There is a left socialist-republican enmeshment with long historical, ideological and not always helpful roots going back to the labour movement’s alliance with revolutionary nationalism and the revolutionary petite bourgeoisie, spearheaded by one of the most unshakable opponents of opportunism, the great marxist James Connolly, in 1916. To contend that advocating a left government with Sinn Fein at this time is like Millerand or Tsipras or the renegade Kautsky is a bit like imagining Connolly going in with the Irish capitalist party of the time, the Irish Parliamentary Party of John Redmond, and supporting rather than opposing, as he stood out in doing, the Great War.

It used to be anathema, if memory serves, in my days in a revolutionary left group to contemplate a left government under capitalism. There’s been a lot of water, experience and rediscoveries under the bridge since then. I believe that one these rediscoveries is that one of the first four congresses of the Comintern actually did include the possibility of left or workers’ governments as tactical developments in certain circumstances.

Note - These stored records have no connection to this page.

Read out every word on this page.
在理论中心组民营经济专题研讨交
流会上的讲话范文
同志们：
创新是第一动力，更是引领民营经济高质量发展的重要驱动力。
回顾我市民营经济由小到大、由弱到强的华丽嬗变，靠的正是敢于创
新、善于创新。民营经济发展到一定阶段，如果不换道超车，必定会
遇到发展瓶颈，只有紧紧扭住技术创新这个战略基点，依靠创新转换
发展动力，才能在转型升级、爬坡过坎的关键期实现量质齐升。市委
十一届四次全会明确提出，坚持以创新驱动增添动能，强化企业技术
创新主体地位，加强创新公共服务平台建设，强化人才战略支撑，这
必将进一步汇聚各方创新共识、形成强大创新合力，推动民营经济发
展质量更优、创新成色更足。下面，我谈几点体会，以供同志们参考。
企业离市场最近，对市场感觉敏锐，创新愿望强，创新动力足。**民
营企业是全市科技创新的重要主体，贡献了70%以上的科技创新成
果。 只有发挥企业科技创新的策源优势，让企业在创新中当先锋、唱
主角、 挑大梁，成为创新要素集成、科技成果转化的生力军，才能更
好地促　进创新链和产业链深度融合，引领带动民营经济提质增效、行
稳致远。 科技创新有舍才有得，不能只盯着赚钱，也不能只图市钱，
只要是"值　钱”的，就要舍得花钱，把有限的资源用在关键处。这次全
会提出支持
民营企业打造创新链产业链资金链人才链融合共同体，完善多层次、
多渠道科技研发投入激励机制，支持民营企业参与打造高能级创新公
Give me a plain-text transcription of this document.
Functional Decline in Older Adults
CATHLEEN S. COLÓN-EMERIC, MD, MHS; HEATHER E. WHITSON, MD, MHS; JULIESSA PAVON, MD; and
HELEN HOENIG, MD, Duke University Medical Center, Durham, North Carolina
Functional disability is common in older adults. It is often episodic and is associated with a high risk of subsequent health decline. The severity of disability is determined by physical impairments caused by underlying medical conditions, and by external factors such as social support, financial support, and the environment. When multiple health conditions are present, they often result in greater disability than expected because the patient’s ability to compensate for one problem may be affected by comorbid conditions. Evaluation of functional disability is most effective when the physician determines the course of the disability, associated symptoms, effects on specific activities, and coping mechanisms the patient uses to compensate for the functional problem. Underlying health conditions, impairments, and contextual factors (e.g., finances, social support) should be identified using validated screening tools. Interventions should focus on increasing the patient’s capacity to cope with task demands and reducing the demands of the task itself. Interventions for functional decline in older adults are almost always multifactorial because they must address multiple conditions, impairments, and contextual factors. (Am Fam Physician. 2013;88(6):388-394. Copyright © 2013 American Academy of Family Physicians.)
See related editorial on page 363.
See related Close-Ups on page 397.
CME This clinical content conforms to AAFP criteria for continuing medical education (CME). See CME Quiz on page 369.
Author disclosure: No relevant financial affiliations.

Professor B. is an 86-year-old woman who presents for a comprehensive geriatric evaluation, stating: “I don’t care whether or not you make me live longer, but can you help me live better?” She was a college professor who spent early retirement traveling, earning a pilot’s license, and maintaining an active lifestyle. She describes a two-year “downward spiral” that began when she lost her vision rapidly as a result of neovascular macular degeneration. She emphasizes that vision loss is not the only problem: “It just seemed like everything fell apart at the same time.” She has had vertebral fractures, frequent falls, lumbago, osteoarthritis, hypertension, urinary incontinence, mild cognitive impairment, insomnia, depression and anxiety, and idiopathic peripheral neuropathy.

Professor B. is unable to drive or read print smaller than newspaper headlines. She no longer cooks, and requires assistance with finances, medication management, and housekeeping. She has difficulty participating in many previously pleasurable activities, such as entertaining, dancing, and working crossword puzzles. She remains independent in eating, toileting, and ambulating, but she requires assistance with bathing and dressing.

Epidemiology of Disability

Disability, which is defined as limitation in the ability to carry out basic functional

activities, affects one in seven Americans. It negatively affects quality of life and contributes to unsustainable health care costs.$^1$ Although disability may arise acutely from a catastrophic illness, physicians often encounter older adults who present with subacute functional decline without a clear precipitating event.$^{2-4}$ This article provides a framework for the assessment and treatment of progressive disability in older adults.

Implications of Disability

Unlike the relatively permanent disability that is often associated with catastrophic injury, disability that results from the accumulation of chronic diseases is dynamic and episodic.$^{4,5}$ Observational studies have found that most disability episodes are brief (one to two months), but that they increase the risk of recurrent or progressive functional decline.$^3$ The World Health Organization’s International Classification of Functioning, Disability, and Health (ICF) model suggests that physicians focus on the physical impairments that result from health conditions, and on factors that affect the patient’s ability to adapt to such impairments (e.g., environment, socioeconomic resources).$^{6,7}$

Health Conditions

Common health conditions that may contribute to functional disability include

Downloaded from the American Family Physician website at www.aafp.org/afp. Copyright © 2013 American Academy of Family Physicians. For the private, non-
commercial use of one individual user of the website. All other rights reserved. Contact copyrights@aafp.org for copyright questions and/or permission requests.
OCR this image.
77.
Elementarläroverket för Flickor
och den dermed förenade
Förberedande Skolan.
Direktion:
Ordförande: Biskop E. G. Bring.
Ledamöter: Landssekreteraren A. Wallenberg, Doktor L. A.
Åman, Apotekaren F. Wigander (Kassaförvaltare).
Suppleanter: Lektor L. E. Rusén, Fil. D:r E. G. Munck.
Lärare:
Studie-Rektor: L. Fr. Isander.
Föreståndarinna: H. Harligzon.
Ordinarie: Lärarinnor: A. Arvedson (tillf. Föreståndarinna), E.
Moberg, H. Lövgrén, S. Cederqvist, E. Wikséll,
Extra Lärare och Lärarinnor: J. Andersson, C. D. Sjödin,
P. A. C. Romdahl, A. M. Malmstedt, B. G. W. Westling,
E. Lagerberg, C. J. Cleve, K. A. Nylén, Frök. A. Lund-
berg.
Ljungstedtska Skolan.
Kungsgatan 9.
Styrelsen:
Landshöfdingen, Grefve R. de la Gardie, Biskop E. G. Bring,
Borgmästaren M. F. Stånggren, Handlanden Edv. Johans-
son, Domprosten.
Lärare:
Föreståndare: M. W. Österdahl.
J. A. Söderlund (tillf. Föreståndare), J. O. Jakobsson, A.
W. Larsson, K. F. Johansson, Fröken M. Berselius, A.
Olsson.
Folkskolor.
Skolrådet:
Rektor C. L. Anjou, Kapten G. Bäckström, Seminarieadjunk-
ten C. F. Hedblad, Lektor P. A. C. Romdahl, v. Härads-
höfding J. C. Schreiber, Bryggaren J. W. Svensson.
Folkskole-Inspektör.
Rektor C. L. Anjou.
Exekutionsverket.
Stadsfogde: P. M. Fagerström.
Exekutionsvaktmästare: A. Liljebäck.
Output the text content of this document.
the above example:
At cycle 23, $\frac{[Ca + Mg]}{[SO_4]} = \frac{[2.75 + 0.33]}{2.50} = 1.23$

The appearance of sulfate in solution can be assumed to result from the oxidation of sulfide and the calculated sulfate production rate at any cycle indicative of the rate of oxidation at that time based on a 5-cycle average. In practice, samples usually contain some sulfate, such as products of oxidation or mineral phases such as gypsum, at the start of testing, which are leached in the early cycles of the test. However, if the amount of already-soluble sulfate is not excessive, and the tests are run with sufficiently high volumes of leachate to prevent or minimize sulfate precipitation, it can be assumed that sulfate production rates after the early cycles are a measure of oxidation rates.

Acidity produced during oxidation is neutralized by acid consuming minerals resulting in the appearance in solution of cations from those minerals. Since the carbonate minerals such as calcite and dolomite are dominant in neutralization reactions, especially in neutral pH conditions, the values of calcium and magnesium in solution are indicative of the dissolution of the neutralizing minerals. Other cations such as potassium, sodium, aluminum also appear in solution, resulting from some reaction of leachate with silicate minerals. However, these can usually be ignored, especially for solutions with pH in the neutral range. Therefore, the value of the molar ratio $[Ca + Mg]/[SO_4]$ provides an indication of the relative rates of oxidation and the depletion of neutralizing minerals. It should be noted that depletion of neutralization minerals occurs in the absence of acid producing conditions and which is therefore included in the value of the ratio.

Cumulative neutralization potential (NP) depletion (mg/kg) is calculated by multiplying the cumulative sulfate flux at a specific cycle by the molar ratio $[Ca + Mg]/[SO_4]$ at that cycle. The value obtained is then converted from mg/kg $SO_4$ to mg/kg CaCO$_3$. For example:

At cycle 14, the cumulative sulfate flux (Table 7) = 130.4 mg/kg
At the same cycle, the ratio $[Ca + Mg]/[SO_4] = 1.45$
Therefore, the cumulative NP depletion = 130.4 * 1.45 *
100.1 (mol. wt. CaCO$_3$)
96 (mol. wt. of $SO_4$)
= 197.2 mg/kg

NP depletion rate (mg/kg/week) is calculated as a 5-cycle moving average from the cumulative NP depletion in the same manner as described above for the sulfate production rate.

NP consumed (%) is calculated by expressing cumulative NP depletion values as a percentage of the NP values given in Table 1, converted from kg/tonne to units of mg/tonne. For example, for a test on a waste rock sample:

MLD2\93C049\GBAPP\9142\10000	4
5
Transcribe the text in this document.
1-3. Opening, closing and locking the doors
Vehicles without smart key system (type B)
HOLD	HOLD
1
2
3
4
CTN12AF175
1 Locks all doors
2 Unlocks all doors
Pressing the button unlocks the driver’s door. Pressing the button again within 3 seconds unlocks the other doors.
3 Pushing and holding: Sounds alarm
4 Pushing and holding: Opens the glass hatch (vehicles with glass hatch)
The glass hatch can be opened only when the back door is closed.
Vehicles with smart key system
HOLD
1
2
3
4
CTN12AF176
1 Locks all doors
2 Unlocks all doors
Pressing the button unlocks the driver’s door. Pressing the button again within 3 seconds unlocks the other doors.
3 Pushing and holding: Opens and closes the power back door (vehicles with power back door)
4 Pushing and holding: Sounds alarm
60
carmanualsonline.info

The crisis caused by the election results is not trivial. The deep duopoly is dead and the dreaded Shinners are neck and neck with the two ‘old’ parties. The percentage share of first preference votes was 24.5% for Sinn Fein, 22.2% for Fianna Fail and 20.9% for Fine Gael . The seats won are 38 for Fianna Fail, 37 for Sinn Fein and 35 for Fine Gael. Well-justified talk of landslides and tsunamis needs to be tempered nevertheless by realising that the result was less than a quarter and not three quarters of the votes for Sinn Fein, with the radical left surviving and the Greens gaining too (to 7%). The turnout was the fourth-lowest ever in the history of the State, at 62.9%, down by 2.2 percentage points on the 65.1% in 2016. Our excitement needs to be proportional. And as I write there is an impasse, FF and FG both want to keep Sinn Fein out, FF and FG won’t join together, and there’s no other combination so far with a majority. Any majority would have to be negotiated together.

Some pundits have employed the old phase (from an Irish poet actually), saying that now the centre hasn’t held in Ireland either, with populism elbowing out the centre-right. The first part it true. What is not true is comparing the Irish election to those in the US, Britain or Italy. Sinn Fein is a left, not a right, nationalist party and this Irish election has routed the feeble entry of the far right onto the electoral field.

To respond to the Irish election, and to respond to the Irish left’s response to the election, as if the centre had held healthily, as if the centre was not in a minor panic, as if Sinn Fein was a component of the centre instead of the shell that has just shaken it, as if even the old centre-right-populist Fianna Fail was not citing irreconcilable economic and taxation differences with Sinn Fein, is to misread the situation, from near or afar.